Wie facettenreich und auch wie leidenschaftlich die Diskussion rund um die EU-Tauglichkeit der Türkei und die Aufnahmefähigkeit der EU sein kann, das zeigte sich diese Woche auch auf einer Fachkonferenz in Prag. "Die Türkei und die EU: Vier Ansichten aus Mitteleuropa", so der Name der Veranstaltung. Organisiert wurde sie von der Friedrich-Ebert Stiftung, die der deutschen SPD nahe steht, und vom tschechischen Institut für europäische Politik "Europeum".

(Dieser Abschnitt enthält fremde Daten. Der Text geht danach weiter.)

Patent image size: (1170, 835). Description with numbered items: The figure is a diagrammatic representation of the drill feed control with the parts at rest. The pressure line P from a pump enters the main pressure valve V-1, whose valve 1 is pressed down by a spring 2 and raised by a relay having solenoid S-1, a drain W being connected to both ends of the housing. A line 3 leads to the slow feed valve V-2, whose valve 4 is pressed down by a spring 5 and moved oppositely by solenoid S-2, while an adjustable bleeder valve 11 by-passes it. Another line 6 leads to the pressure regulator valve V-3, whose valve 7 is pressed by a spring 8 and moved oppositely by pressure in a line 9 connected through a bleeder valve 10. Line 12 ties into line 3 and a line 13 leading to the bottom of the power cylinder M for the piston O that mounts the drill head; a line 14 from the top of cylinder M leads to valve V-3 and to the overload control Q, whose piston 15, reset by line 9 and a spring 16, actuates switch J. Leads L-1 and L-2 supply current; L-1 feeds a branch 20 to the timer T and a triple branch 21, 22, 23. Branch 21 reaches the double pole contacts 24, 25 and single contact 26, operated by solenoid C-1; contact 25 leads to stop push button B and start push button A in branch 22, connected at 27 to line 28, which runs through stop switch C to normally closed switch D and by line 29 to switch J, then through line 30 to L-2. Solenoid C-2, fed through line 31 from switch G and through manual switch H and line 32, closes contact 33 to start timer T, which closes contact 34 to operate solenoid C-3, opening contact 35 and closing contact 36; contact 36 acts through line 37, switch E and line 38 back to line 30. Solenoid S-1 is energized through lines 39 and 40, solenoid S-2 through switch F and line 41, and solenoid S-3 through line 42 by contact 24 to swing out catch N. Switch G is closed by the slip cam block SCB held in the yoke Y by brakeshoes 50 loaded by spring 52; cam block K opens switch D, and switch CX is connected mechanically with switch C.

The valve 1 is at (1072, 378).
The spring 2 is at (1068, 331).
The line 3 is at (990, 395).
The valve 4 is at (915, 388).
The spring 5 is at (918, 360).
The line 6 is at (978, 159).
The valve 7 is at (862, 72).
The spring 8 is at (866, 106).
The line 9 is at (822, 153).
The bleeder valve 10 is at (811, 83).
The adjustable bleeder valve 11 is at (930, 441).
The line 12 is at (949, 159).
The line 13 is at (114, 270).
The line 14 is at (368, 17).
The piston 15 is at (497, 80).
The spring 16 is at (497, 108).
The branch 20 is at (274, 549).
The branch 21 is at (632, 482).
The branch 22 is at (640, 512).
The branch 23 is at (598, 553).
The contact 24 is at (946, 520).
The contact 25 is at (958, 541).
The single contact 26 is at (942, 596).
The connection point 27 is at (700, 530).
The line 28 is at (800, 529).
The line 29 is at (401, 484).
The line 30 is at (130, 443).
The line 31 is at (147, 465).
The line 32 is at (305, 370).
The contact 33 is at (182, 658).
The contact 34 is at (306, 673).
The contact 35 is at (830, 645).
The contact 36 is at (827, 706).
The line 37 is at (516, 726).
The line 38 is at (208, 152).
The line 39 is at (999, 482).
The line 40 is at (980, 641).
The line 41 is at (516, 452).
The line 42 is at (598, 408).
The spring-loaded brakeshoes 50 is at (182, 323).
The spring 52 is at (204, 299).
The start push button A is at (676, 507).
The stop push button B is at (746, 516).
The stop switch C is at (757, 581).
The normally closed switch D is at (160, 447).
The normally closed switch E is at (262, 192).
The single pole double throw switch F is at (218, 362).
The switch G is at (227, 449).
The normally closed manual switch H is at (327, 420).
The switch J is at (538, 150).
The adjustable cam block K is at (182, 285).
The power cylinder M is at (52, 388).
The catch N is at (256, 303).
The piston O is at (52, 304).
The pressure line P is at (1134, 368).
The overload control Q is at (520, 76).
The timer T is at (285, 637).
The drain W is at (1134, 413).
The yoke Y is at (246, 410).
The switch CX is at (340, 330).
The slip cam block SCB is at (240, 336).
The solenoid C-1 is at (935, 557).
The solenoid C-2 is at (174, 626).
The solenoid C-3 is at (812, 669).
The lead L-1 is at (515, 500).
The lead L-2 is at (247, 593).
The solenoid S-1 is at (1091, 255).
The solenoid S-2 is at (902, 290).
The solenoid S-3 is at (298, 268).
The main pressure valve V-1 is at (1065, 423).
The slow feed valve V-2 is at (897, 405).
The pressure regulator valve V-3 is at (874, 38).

Vier Ansichten, das bedeutet Ansichten aus Tschechien, Deutschland, Österreich und Polen. Experten aus diesen vier Ländern gaben im Prager Hotel Renaissance Einblicke in einige Grundzüge der Diskussion. So bezeichnete etwa Udo Steinbach, der Direktor des Deutschen Orient-Instituts, die Aufnahme der Beitrittsverhandlungen mit der Türkei als "visionäre" Entscheidung. Allerdings betonte er die Notwendigkeit einer tiefen Diskussion, denn so gut wie jedem Pro- stünde ein Contraargument entgegen. In dem Beitrittsprozess, der nach allgemeiner Einschätzung mindestens 10 Jahre dauern dürfte, sieht er aber große Chancen.

Eher skeptisch äußerte sich in seiner Eingangsrede hingegen der ehemalige Präsident des Europaparlaments Klaus Hänsch. Hänsch ist auch heute noch EU-Abgeordneter und als solcher Mitglied des außenpolitischen Ausschusses. Radio Prag hat am Rande der Konferenz mit ihm gesprochen und ihn nach seinen größten Vorbehalten gefragt. Einer der Punkte: Die Zypernfrage.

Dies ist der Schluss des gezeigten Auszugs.